Another Commission official confirmed that the announcement was expected on Wednesday, 12 June 2024.

The EU now charges a 10% tariff on all car imports — below China’s 15%. Realizing that it won’t be able to avert the tariffs, Berlin is now pushing to keep them as low as possible, ideally on a reciprocal level that China also imposes on the EU — meaning 15%.

Two months after Scholz was widely seen to have kowtowed to Beijing, German Economy Minister Robert Habeck is expected to head to China next week (third week of June 2024) on a further damage-control mission.

Paris lobbied hard for the probe, which was announced by von der Leyen in her set-piece annual address last fall. And, despite Beijing’s threat to hit back at French cognac makers in an anti-dumping investigation, Paris wants much higher duties on Chinese EVs.

Something around 20-30% would give European manufacturers some breathing space to accelerate their investments in the sector and maintain their market share in Europe,” Elvire Fabry, senior research fellow at the Jacques Delors Institute in Paris, said.

A French official resisted the suggestion that the decision was political.

This is an objective investigation by the Commission. It is not a political negotiation,” the official said.

The weakest link

A decision on the Chinese EV duties was held back until after the European election, but under the strict timelines of EU trade investigations it can’t be delayed further.

The centrifugal forces at play as the EU negotiates its post-election transition will be welcomed in Beijing, which has long sought to prise EU countries away from Brussels. 

As long as individual member states are kind of played off each other like that, that is very much in Beijing’s interest and suits their interests more than European interest writ large,” Jacob Gunter, a lead analyst at China-focused think tank MERICS, said.

China has already warned it would target the EU’s agriculture and aviation sectors — two sensitive industries that France would be eager to shield.
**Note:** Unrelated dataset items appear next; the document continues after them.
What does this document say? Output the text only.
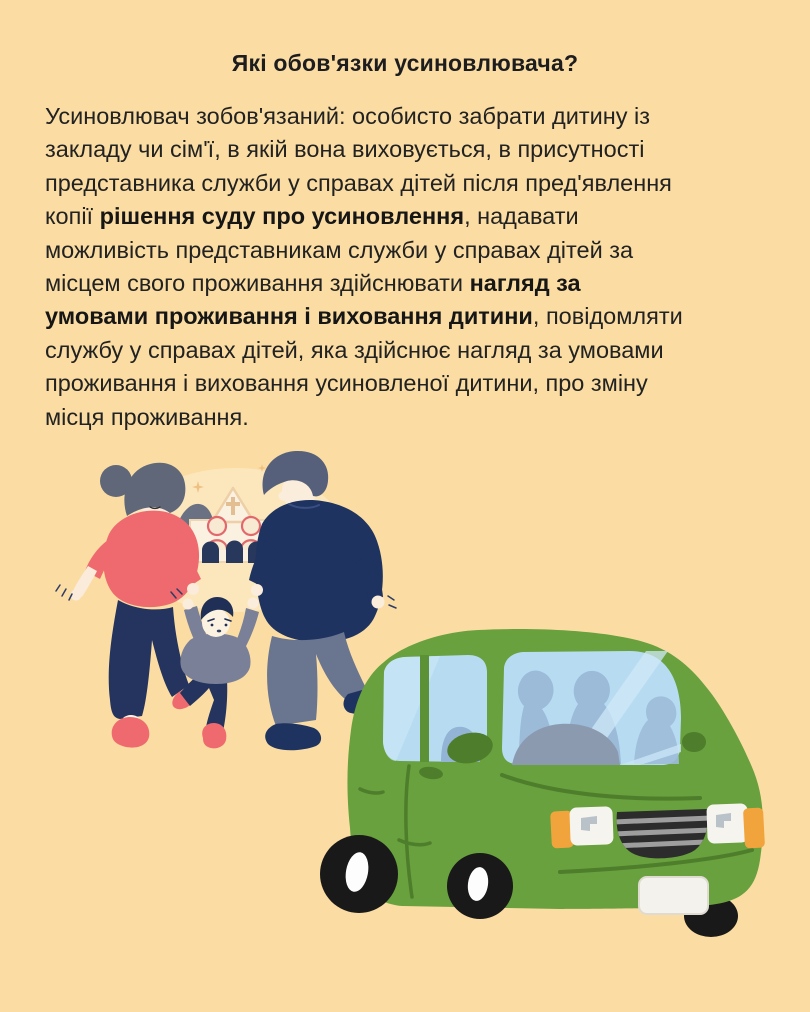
Які обов'язки усиновлювача?
Усиновлювач зобов'язаний: особисто забрати дитину із
закладу чи сім'ї, в якій вона виховується, в присутності
представника служби у справах дітей після пред'явлення
копії рішення суду про усиновлення, надавати
можливість представникам служби у справах дітей за
місцем свого проживання здійснювати нагляд за
умовами проживання і виховання дитини, повідомляти
службу у справах дітей, яка здійснює нагляд за умовами
проживання і виховання усиновленої дитини, про зміну
місця проживання.
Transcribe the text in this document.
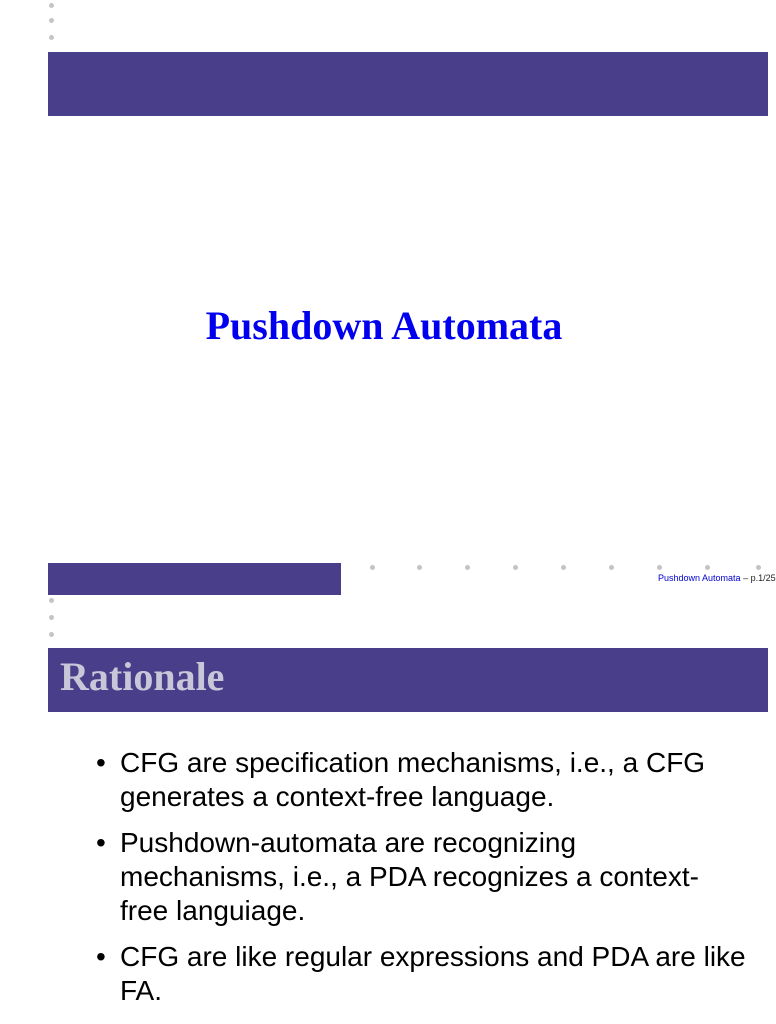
Pushdown Automata
Pushdown Automata – p.1/25
Rationale
• CFG are specification mechanisms, i.e., a CFG generates a context-free language.
• Pushdown-automata are recognizing mechanisms, i.e., a PDA recognizes a context-free languiage.
• CFG are like regular expressions and PDA are like FA.
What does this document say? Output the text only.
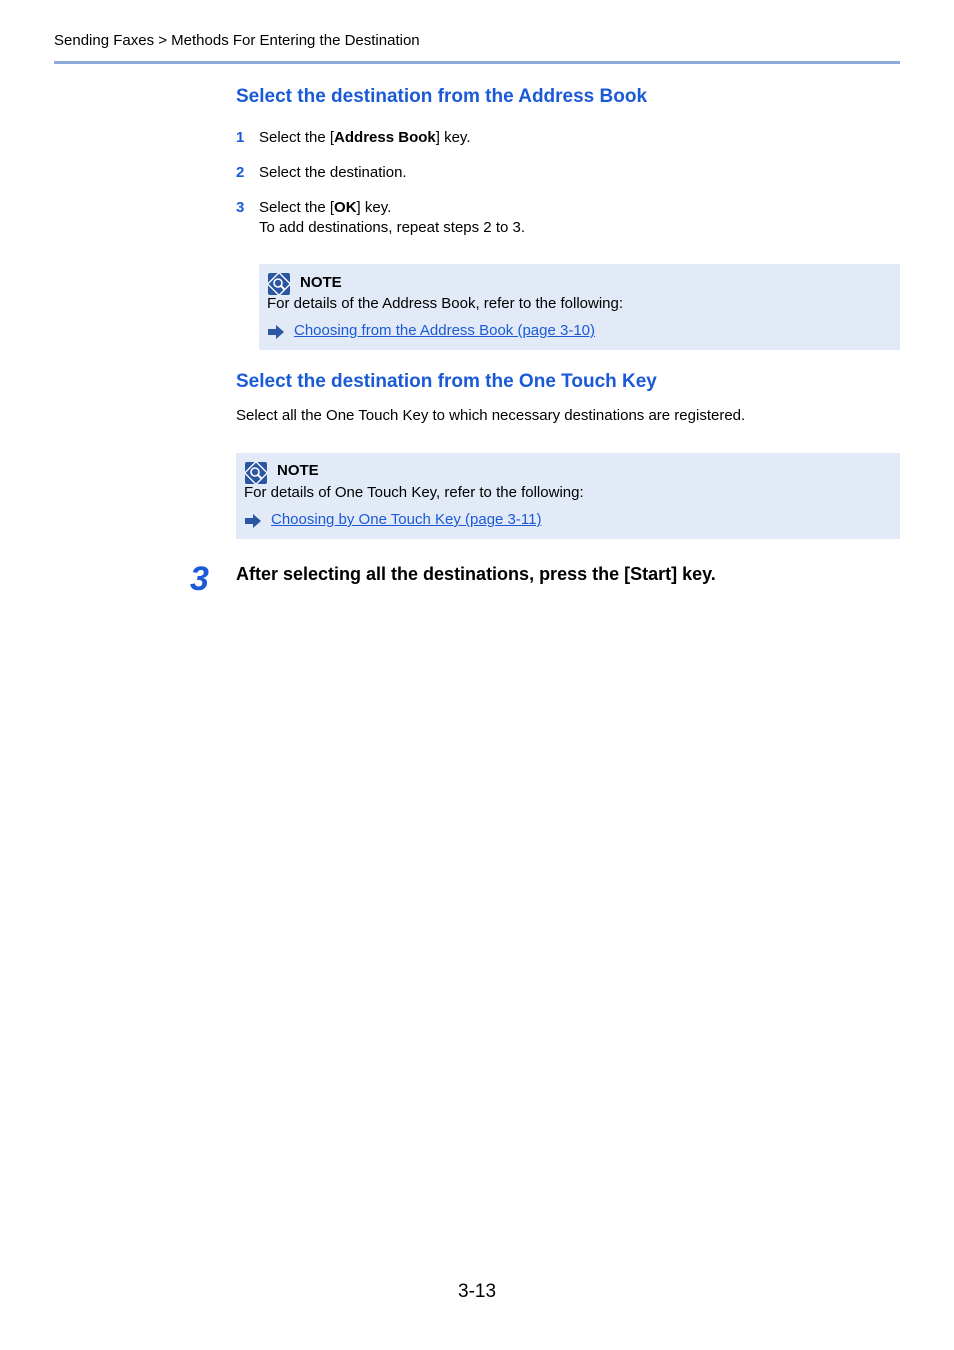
Sending Faxes > Methods For Entering the Destination
Select the destination from the Address Book
1 Select the [Address Book] key.
2 Select the destination.
3 Select the [OK] key.
To add destinations, repeat steps 2 to 3.
NOTE
For details of the Address Book, refer to the following:
Choosing from the Address Book (page 3-10)
Select the destination from the One Touch Key
Select all the One Touch Key to which necessary destinations are registered.
NOTE
For details of One Touch Key, refer to the following:
Choosing by One Touch Key (page 3-11)
3 After selecting all the destinations, press the [Start] key.
3-13
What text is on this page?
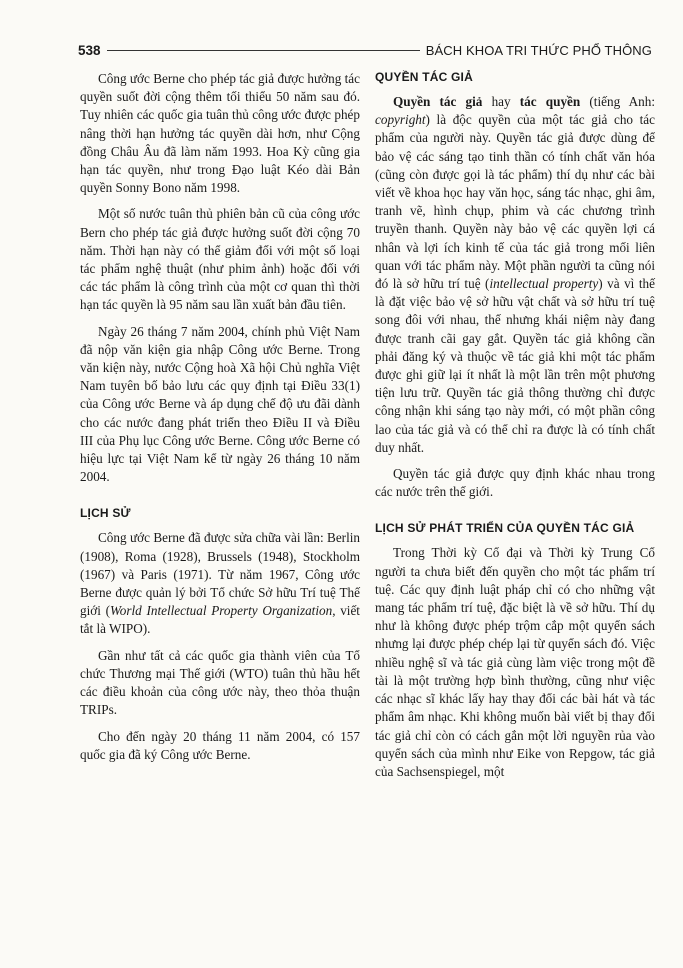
538	BÁCH KHOA TRI THỨC PHỔ THÔNG

Công ước Berne cho phép tác giả được hưởng tác quyền suốt đời cộng thêm tối thiểu 50 năm sau đó. Tuy nhiên các quốc gia tuân thủ công ước được phép nâng thời hạn hưởng tác quyền dài hơn, như Cộng đồng Châu Âu đã làm năm 1993. Hoa Kỳ cũng gia hạn tác quyền, như trong Đạo luật Kéo dài Bản quyền Sonny Bono năm 1998.

Một số nước tuân thủ phiên bản cũ của công ước Bern cho phép tác giả được hưởng suốt đời cộng 70 năm. Thời hạn này có thể giảm đối với một số loại tác phẩm nghệ thuật (như phim ảnh) hoặc đối với các tác phẩm là công trình của một cơ quan thì thời hạn tác quyền là 95 năm sau lần xuất bản đầu tiên.

Ngày 26 tháng 7 năm 2004, chính phủ Việt Nam đã nộp văn kiện gia nhập Công ước Berne. Trong văn kiện này, nước Cộng hoà Xã hội Chủ nghĩa Việt Nam tuyên bố bảo lưu các quy định tại Điều 33(1) của Công ước Berne và áp dụng chế độ ưu đãi dành cho các nước đang phát triển theo Điều II và Điều III của Phụ lục Công ước Berne. Công ước Berne có hiệu lực tại Việt Nam kể từ ngày 26 tháng 10 năm 2004.

LỊCH SỬ

Công ước Berne đã được sửa chữa vài lần: Berlin (1908), Roma (1928), Brussels (1948), Stockholm (1967) và Paris (1971). Từ năm 1967, Công ước Berne được quản lý bởi Tổ chức Sở hữu Trí tuệ Thế giới (World Intellectual Property Organization, viết tắt là WIPO).

Gần như tất cả các quốc gia thành viên của Tổ chức Thương mại Thế giới (WTO) tuân thủ hầu hết các điều khoản của công ước này, theo thỏa thuận TRIPs.

Cho đến ngày 20 tháng 11 năm 2004, có 157 quốc gia đã ký Công ước Berne.

QUYỀN TÁC GIẢ

Quyền tác giả hay tác quyền (tiếng Anh: copyright) là độc quyền của một tác giả cho tác phẩm của người này. Quyền tác giả được dùng để bảo vệ các sáng tạo tinh thần có tính chất văn hóa (cũng còn được gọi là tác phẩm) thí dụ như các bài viết về khoa học hay văn học, sáng tác nhạc, ghi âm, tranh vẽ, hình chụp, phim và các chương trình truyền thanh. Quyền này bảo vệ các quyền lợi cá nhân và lợi ích kinh tế của tác giả trong mối liên quan với tác phẩm này. Một phần người ta cũng nói đó là sở hữu trí tuệ (intellectual property) và vì thế là đặt việc bảo vệ sở hữu vật chất và sở hữu trí tuệ song đôi với nhau, thế nhưng khái niệm này đang được tranh cãi gay gắt. Quyền tác giả không cần phải đăng ký và thuộc về tác giả khi một tác phẩm được ghi giữ lại ít nhất là một lần trên một phương tiện lưu trữ. Quyền tác giả thông thường chỉ được công nhận khi sáng tạo này mới, có một phần công lao của tác giả và có thể chỉ ra được là có tính chất duy nhất.

Quyền tác giả được quy định khác nhau trong các nước trên thế giới.

LỊCH SỬ PHÁT TRIỂN CỦA QUYỀN TÁC GIẢ

Trong Thời kỳ Cổ đại và Thời kỳ Trung Cổ người ta chưa biết đến quyền cho một tác phẩm trí tuệ. Các quy định luật pháp chỉ có cho những vật mang tác phẩm trí tuệ, đặc biệt là về sở hữu. Thí dụ như là không được phép trộm cắp một quyển sách nhưng lại được phép chép lại từ quyển sách đó. Việc nhiều nghệ sĩ và tác giả cùng làm việc trong một đề tài là một trường hợp bình thường, cũng như việc các nhạc sĩ khác lấy hay thay đổi các bài hát và tác phẩm âm nhạc. Khi không muốn bài viết bị thay đổi tác giả chỉ còn có cách gắn một lời nguyền rủa vào quyển sách của mình như Eike von Repgow, tác giả của Sachsenspiegel, một
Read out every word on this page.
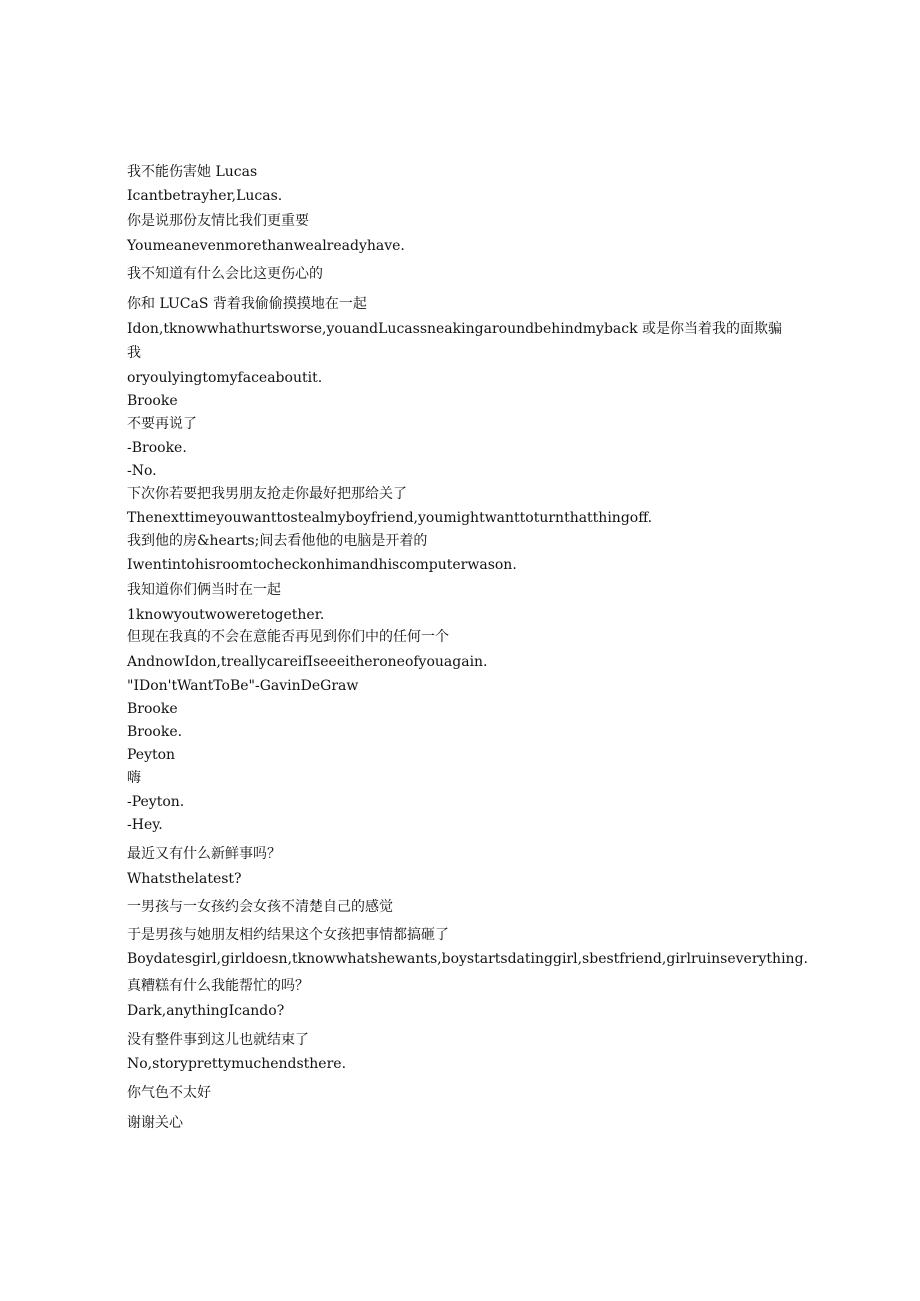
我不能伤害她 Lucas
Icantbetrayher,Lucas.
你是说那份友情比我们更重要
Youmeanevenmorethanwealreadyhave.
我不知道有什么会比这更伤心的
你和 LUCaS 背着我偷偷摸摸地在一起
Idon,tknowwhathurtsworse,youandLucassneakingaroundbehindmyback 或是你当着我的面欺骗
我
oryoulyingtomyfaceaboutit.
Brooke
不要再说了
-Brooke.
-No.
下次你若要把我男朋友抢走你最好把那给关了
Thenexttimeyouwanttostealmyboyfriend,youmightwanttoturnthatthingoff.
我到他的房&hearts;间去看他他的电脑是开着的
Iwentintohisroomtocheckonhimandhiscomputerwason.
我知道你们俩当时在一起
1knowyoutwoweretogether.
但现在我真的不会在意能否再见到你们中的任何一个
AndnowIdon,treallycareifIseeeitheroneofyouagain.
"IDon'tWantToBe"-GavinDeGraw
Brooke
Brooke.
Peyton
嗨
-Peyton.
-Hey.
最近又有什么新鲜事吗？
Whatsthelatest?
一男孩与一女孩约会女孩不清楚自己的感觉
于是男孩与她朋友相约结果这个女孩把事情都搞砸了
Boydatesgirl,girldoesn,tknowwhatshewants,boystartsdatinggirl,sbestfriend,girlruinseverything.
真糟糕有什么我能帮忙的吗？
Dark,anythingIcando?
没有整件事到这儿也就结束了
No,storyprettymuchendsthere.
你气色不太好
谢谢关心
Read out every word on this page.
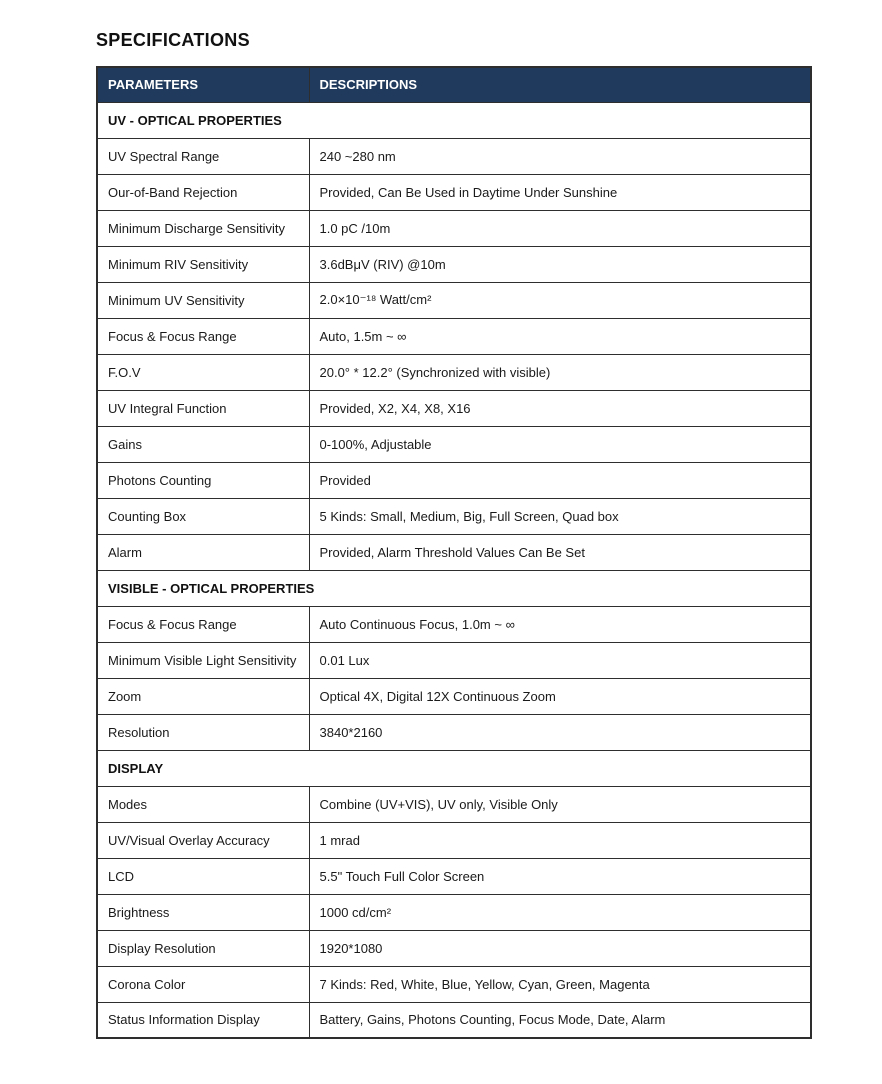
SPECIFICATIONS
PARAMETERS	DESCRIPTIONS
UV - OPTICAL PROPERTIES	
UV Spectral Range	240 ~280 nm
Our-of-Band Rejection	Provided, Can Be Used in Daytime Under Sunshine
Minimum Discharge Sensitivity	1.0 pC /10m
Minimum RIV Sensitivity	3.6dBμV (RIV) @10m
Minimum UV Sensitivity	2.0×10⁻¹⁸ Watt/cm²
Focus & Focus Range	Auto, 1.5m ~ ∞
F.O.V	20.0° * 12.2° (Synchronized with visible)
UV Integral Function	Provided, X2, X4, X8, X16
Gains	0-100%, Adjustable
Photons Counting	Provided
Counting Box	5 Kinds: Small, Medium, Big, Full Screen, Quad box
Alarm	Provided, Alarm Threshold Values Can Be Set
VISIBLE - OPTICAL PROPERTIES	
Focus & Focus Range	Auto Continuous Focus, 1.0m ~ ∞
Minimum Visible Light Sensitivity	0.01 Lux
Zoom	Optical 4X, Digital 12X Continuous Zoom
Resolution	3840*2160
DISPLAY	
Modes	Combine (UV+VIS), UV only, Visible Only
UV/Visual Overlay Accuracy	1 mrad
LCD	5.5" Touch Full Color Screen
Brightness	1000 cd/cm²
Display Resolution	1920*1080
Corona Color	7 Kinds: Red, White, Blue, Yellow, Cyan, Green, Magenta
Status Information Display	Battery, Gains, Photons Counting, Focus Mode, Date, Alarm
Should Beijing hit back, it wouldn’t be good news domestically for Macron, whose centrist alliance was obliterated by a resurgent far right in the European election.

Berlin may well be trying to avoid exactly that kind of tough retaliation. But its push for a mirroring tariff “undermines the legitimacy of the entire endeavor,” warned Niclas Poitiers, economist at Brussels-based think tank Bruegel. 

Germany’s position was “problematic,” he said: While big German automakers still entertain good ties with Beijing, that’s not necessarily the case for smaller businesses, meaning “​​the German economy as a whole has an interest in a more assertive policy towards China.” 

Over the past decade, BMW, Audi and Mercedes-Benz have sold 19.2 m cars in China, making up 30 to 40% of each automaker’s global sales, according to data from Schmidt Automotive Research.

Yet even the highest rumored duty — 25% — would not be enough to deter Chinese brands thanks to their huge cost and technology advantages. Chinese EV sales into Europe grew by 23%, to nearly 120,000 units, in the first four months of in 2024.

They can lower their prices and continue to be competitive. We’ve seen that happen in France already,” Matthias Schmidt, a European auto analyst, said.